= Christian Pollack =

Austrian classical conductor

Christian Pollack is an Austrian classical conductor.

== Biography and career ==
Pollack was born in Vienna, Austria, in 1946, where he studied violon, viola, piano and composition at the Conservatory and Musikhochschule. He trained as a conductor with Hans Swarowsky in Vienna, and, later, with Sergiu Celibidache in Munich. He worked as assistant to Christoph von Dohnanyi at the Carinthian Summer Festival, and in 1984 also at the Bregenzer Festspiele. He has conducted with the Vienna Volksoper, since 1984, and was guest conductor of the Stuttgart Radio Symphony Orchestra in 1986.

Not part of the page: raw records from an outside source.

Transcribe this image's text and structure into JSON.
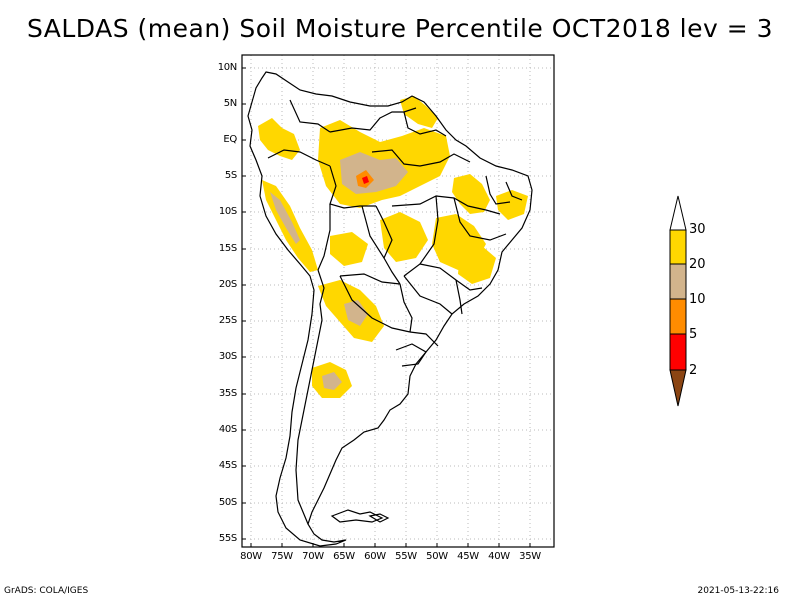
{
  "title": "SALDAS (mean) Soil Moisture Percentile OCT2018 lev = 3",
  "lat_labels": [
    "10N",
    "5N",
    "EQ",
    "5S",
    "10S",
    "15S",
    "20S",
    "25S",
    "30S",
    "35S",
    "40S",
    "45S",
    "50S",
    "55S"
  ],
  "lon_labels": [
    "80W",
    "75W",
    "70W",
    "65W",
    "60W",
    "55W",
    "50W",
    "45W",
    "40W",
    "35W"
  ],
  "colorbar": {
    "labels": [
      "30",
      "20",
      "10",
      "5",
      "2"
    ],
    "colors": [
      "#ffffff",
      "#ffd700",
      "#d2b48c",
      "#ff8c00",
      "#ff0000",
      "#8b4513"
    ]
  },
  "footer": {
    "left": "GrADS: COLA/IGES",
    "right": "2021-05-13-22:16"
  }
}
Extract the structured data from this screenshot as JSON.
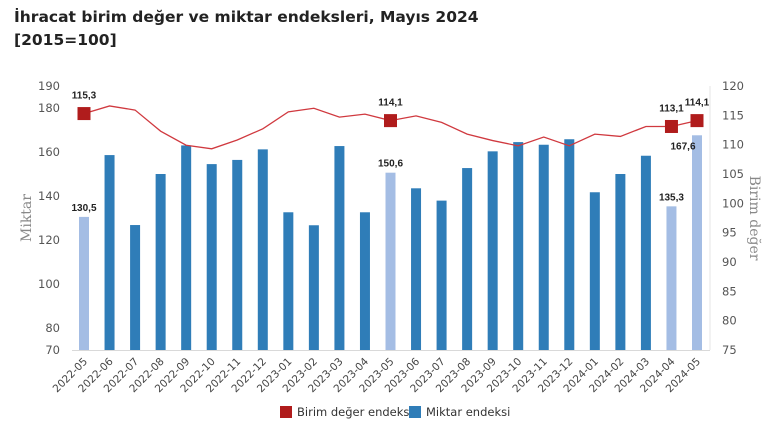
{
  "chart_data": {
    "type": "bar+line",
    "title": "İhracat birim değer ve miktar endeksleri, Mayıs 2024",
    "subtitle": "[2015=100]",
    "categories": [
      "2022-05",
      "2022-06",
      "2022-07",
      "2022-08",
      "2022-09",
      "2022-10",
      "2022-11",
      "2022-12",
      "2023-01",
      "2023-02",
      "2023-03",
      "2023-04",
      "2023-05",
      "2023-06",
      "2023-07",
      "2023-08",
      "2023-09",
      "2023-10",
      "2023-11",
      "2023-12",
      "2024-01",
      "2024-02",
      "2024-03",
      "2024-04",
      "2024-05"
    ],
    "y_left": {
      "label": "Miktar",
      "range": [
        70,
        190
      ],
      "ticks": [
        70,
        80,
        100,
        120,
        140,
        160,
        180,
        190
      ]
    },
    "y_right": {
      "label": "Birim değer",
      "range": [
        75,
        120
      ],
      "ticks": [
        75,
        80,
        85,
        90,
        95,
        100,
        105,
        110,
        115,
        120
      ]
    },
    "grid": false,
    "legend_position": "bottom",
    "series": [
      {
        "name": "Birim değer endeksi",
        "type": "line",
        "axis": "right",
        "color": "#d0393f",
        "marker_color": "#b01c1c",
        "values": [
          115.3,
          116.6,
          115.9,
          112.3,
          109.9,
          109.3,
          110.8,
          112.7,
          115.6,
          116.2,
          114.7,
          115.2,
          114.1,
          114.9,
          113.8,
          111.8,
          110.7,
          109.8,
          111.3,
          109.8,
          111.8,
          111.4,
          113.1,
          113.1,
          114.1
        ],
        "highlighted": {
          "0": "115,3",
          "12": "114,1",
          "23": "113,1",
          "24": "114,1"
        }
      },
      {
        "name": "Miktar endeksi",
        "type": "bar",
        "axis": "left",
        "color": "#2f7db8",
        "highlight_color": "#a4bde4",
        "values": [
          130.5,
          158.6,
          126.8,
          150.0,
          163.0,
          154.5,
          156.4,
          161.2,
          132.6,
          126.7,
          162.7,
          132.6,
          150.6,
          143.5,
          137.9,
          152.7,
          160.3,
          164.5,
          163.3,
          165.8,
          141.7,
          150.0,
          158.3,
          135.3,
          167.6
        ],
        "highlighted": {
          "0": "130,5",
          "12": "150,6",
          "23": "135,3",
          "24": "167,6"
        }
      }
    ]
  }
}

Pollack has been the chief conductor of the East Slovakian Philharmonic, Košice since 1992, and the musical director of the Wiener Residenzorchester since 2005, as well as musical director of the opera class at the Vienna Conservatory Privat-University. Since September 2002 he has also been the principal guest conductor of the Žilina Chamber Orchestra in Slovakia. Pollack teaches at the Vienna Conservatory, and is working on a complete edition of the works of Johann Strauss II.

Pollack has made many recordings for the Marco Polo and Naxos labels, notably of classical Viennese music, such as the works of Johann Strauss I, Josef Strauss, Ziehrer, Suppé, and Karel Komzák II. His recordings include a number of discs in Naxos' complete Johann Strauss I and II editions.